BP is the largest owner at 46.9 percent.

Asked about Gleason’s decision, BP’s Alaska spokesman, Steve Rinehart, said in an e-mail to Petroleum News: “We are reviewing the ruling, so that we can determine our best course forward.”

State revenue implications

“We’re ecstatic,” said Jim Greeley, petroleum property assessor with the state Department of Revenue. Greeley helps calculate the pipeline system’s value each year.

He said in an e-mail: “Though Judge Gleason changed the TAPS value determined by the Department in 2006, that change was based on new information in 2009, while the decision in its entirety largely upholds the Department’s methods, policies, practices, and calculations in administering the value of the TAPS.”

Greeley estimated the implications of the Gleason decision in terms of property tax revenue.

The state and municipalities stand to share in extra tax receipts for 2006 of roughly $113 million, he said. Of this amount, about $56 million would go to the state, and $57 million would go to municipalities including the North Slope Borough, the Fairbanks North Star Borough, and the cities of Valdez, Cordova and Whittier.

The revenue enhancement, of course, depends on whether Gleason’s ruling withstands appeals. The case is expected to land in the Alaska Supreme Court.

Gleason gave the opposing parties 30 days from the date of her ruling to file motions for reconsideration in her court.

Gleason’s ruling follows an arduous nonjury trial that covered more than five weeks and involved dozens of witnesses in the fall of 2009.

The issue was how much the pipeline owners believed they owed in property taxes, versus what the state and local governments aimed to collect.

The 2006 tax bill isn’t the only one at issue. The owners have filed legal challenges to the state’s escalating assessments for each tax year since. The challenges for 2007, 2008 and 2009 have been consolidated into a single case, Greeley said.

State officials have assessed the pipeline’s value for 2010 at $9.2 billion, he said.

The Assessment Review Board recently held a hearing on the 2010 assessment, and the board “is currently in deliberations,” Greeley said. The Department of Revenue is to send out tax bills on June 1.

The Assessment Review Board is a five-member, governor-appointed panel that hears oil and gas property assessment appeals.

A key complaint of the owners is that state officials didn’t use the right method to determine the pipeline value.

In court filings, lawyers for the companies favored an “income approach to value,” where the revenue from tariffs charged for shipping oil through the pipeline is considered.

“The well-accepted principle is that a property is worth what it will earn,” said one company filing from February 2007.

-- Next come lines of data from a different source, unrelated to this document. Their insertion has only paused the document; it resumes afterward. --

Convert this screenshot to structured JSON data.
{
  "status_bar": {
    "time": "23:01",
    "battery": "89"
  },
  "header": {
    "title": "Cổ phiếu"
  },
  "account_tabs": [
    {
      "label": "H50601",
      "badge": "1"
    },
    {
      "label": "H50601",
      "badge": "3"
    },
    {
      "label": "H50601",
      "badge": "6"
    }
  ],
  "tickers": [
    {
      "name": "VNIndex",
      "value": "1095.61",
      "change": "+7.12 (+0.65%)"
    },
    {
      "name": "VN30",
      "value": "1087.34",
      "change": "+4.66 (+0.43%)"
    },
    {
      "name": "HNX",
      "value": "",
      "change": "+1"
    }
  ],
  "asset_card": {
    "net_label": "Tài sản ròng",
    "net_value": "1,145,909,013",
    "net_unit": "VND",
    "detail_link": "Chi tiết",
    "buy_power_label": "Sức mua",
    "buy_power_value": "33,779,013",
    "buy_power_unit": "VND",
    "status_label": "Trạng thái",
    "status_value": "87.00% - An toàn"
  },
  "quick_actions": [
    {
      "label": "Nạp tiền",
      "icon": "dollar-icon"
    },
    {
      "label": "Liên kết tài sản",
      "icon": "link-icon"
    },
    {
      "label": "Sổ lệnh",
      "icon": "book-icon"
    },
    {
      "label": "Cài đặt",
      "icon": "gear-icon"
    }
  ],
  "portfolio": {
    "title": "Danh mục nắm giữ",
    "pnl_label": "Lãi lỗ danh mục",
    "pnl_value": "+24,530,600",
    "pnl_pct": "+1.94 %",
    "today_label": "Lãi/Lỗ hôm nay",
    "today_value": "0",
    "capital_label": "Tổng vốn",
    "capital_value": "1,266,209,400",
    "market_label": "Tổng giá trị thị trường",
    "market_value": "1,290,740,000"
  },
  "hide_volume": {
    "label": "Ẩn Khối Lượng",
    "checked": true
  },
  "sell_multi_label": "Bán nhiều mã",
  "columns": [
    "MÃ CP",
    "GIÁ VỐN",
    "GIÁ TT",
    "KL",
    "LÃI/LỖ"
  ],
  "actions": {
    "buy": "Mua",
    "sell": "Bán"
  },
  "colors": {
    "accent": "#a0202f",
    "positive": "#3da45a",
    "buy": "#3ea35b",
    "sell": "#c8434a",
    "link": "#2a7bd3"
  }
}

Department of Revenue officials have adopted a different approach known as “replacement cost new less depreciation,” which they say more accurately estimates the full and true value for property tax purposes.

Judge’s view

In her ruling, Gleason included a one-page summary of her determination — based on expert testimony and other evidence presented in court — of the assessed value of TAPS as of Jan. 1, 2006, starting with a replacement cost of $18.7 billion and working in such factors as depreciation to reach an assessed value of $9.98 billion.

She disagreed with the owners that the economic value of TAPS stems mainly from its tariff income, and that the system was worth just $850 million in 2006.

“TAPS was built and is operated to monetize the vast ANS reserves of the producer oil companies by bringing those reserves to market,” Gleason wrote. “It was not constructed, and is not maintained, in order to realize tariff income.”

She added in her conclusion: “The construction of TAPS in the 1970’s cost the equivalent of $24 billion in 2006 dollars. The evidence at trial demonstrated that as of January 1, 2006, the value of the remaining proven reserves on the North Slope was approximately $350 billion. The value of those proven reserves cannot be realized without TAPS, as it constitutes the only viable means of transporting ANS product to market. Clearly, TAPS would be replaced to realize the value of those proven reserves if necessary.”